The other issue is that we’re used to hearing about heroin as a “back-alley” drug in poor neighborhoods, and it’s not like that anymore. Heroin is in suburban areas with good middle-class families. These are the daughters and sons of lawyers and doctors.
W: Is OxyContin still the hot item in terms of pill deals?
VZ: In The OxyContin Express, it was all about the Oxys. People were all about getting their hands on the Oxy 80s. But [OxyContin’s maker] Purdue Pharma, because of the enormous pressure by lawmakers and others, came out with a tamper-proof version of Oxy. So when we went to Massachusetts, the big pill now is Percocet 30s. But the Oxys are still around, and in Massachusetts for sure more people are trying Oxy for the first time, which puts them on a fast track to becoming a heroin addict.
One interesting thing we found was that a lot of studies about prescription drug abuse say that kids are getting these drugs from their parents’ medicine cabinets. But we didn’t find that to be the case in Massachusetts. Pills have become street drugs. We visited one drug den where the dealers went down to Florida and brought back the pills, which are their drug of choice for selling. Most of their profit comes from pills, even though heroin and cocaine are right there on the table next to them. It’s so scary.

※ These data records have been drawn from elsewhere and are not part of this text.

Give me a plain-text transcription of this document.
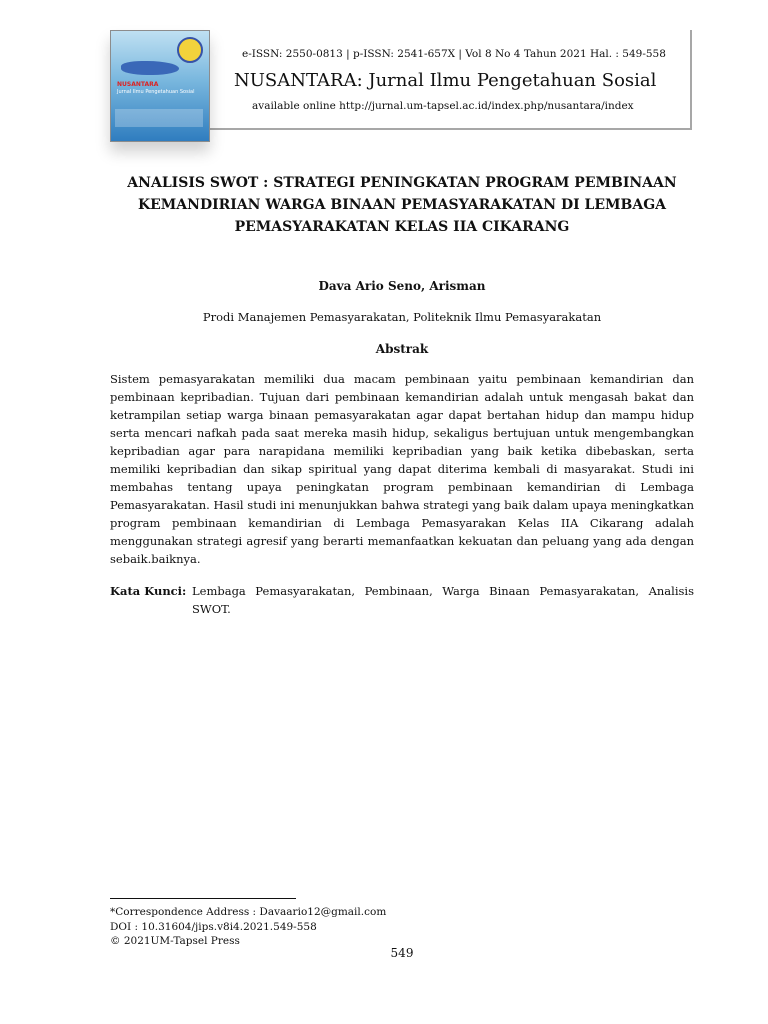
NUSANTARA
Jurnal Ilmu Pengetahuan Sosial
e-ISSN: 2550-0813 | p-ISSN: 2541-657X | Vol 8 No 4 Tahun 2021 Hal. : 549-558
NUSANTARA: Jurnal Ilmu Pengetahuan Sosial
available online http://jurnal.um-tapsel.ac.id/index.php/nusantara/index
ANALISIS SWOT : STRATEGI PENINGKATAN PROGRAM PEMBINAAN KEMANDIRIAN WARGA BINAAN PEMASYARAKATAN DI LEMBAGA PEMASYARAKATAN KELAS IIA CIKARANG
Dava Ario Seno, Arisman
Prodi Manajemen Pemasyarakatan, Politeknik Ilmu Pemasyarakatan
Abstrak

Sistem pemasyarakatan memiliki dua macam pembinaan yaitu pembinaan kemandirian dan pembinaan kepribadian. Tujuan dari pembinaan kemandirian adalah untuk mengasah bakat dan ketrampilan setiap warga binaan pemasyarakatan agar dapat bertahan hidup dan mampu hidup serta mencari nafkah pada saat mereka masih hidup, sekaligus bertujuan untuk mengembangkan kepribadian agar para narapidana memiliki kepribadian yang baik ketika dibebaskan, serta memiliki kepribadian dan sikap spiritual yang dapat diterima kembali di masyarakat. Studi ini membahas tentang upaya peningkatan program pembinaan kemandirian di Lembaga Pemasyarakatan. Hasil studi ini menunjukkan bahwa strategi yang baik dalam upaya meningkatkan program pembinaan kemandirian di Lembaga Pemasyarakan Kelas IIA Cikarang adalah menggunakan strategi agresif yang berarti memanfaatkan kekuatan dan peluang yang ada dengan sebaik.baiknya.

Kata Kunci: Lembaga Pemasyarakatan, Pembinaan, Warga Binaan Pemasyarakatan, Analisis SWOT.
*Correspondence Address : Davaario12@gmail.com
DOI : 10.31604/jips.v8i4.2021.549-558
© 2021UM-Tapsel Press
549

W: Do you think that because of the changes Purdue made with the tamper-proof Oxys, more people will be driven to heroin?
VZ: There’s certainly an enormous risk that by making Oxys harder to find, for this huge group of people who are already addicted to opiates, it will be a fast switch to heroin for them.
W: Will overdose deaths also increase as a result?
VZ: Absolutely. There has already been a huge increase in overdose deaths from heroin and opiates in Massachusetts. In fact, the state just started a pilot program distributing Narcan [an opioid antagonist that counteracts the effects of opioids in the victim’s body] among family members. It’s already saved over a thousand lives, which shows how bad the problem is there.
W: Any thoughts on how Purdue has acted throughout the Oxy addiction phenomenon?
VZ: As much as Purdue says it isn’t possible to know who or how many people are abusing Oxy, I don’t believe that. If you ask a factory that makes tires how much of their product is distributed and to whom, they know that information. I’m sure Purdue has these numbers. But it’s making a killing off of the profits from Oxy, so there’s no incentive to stop manufacturing it.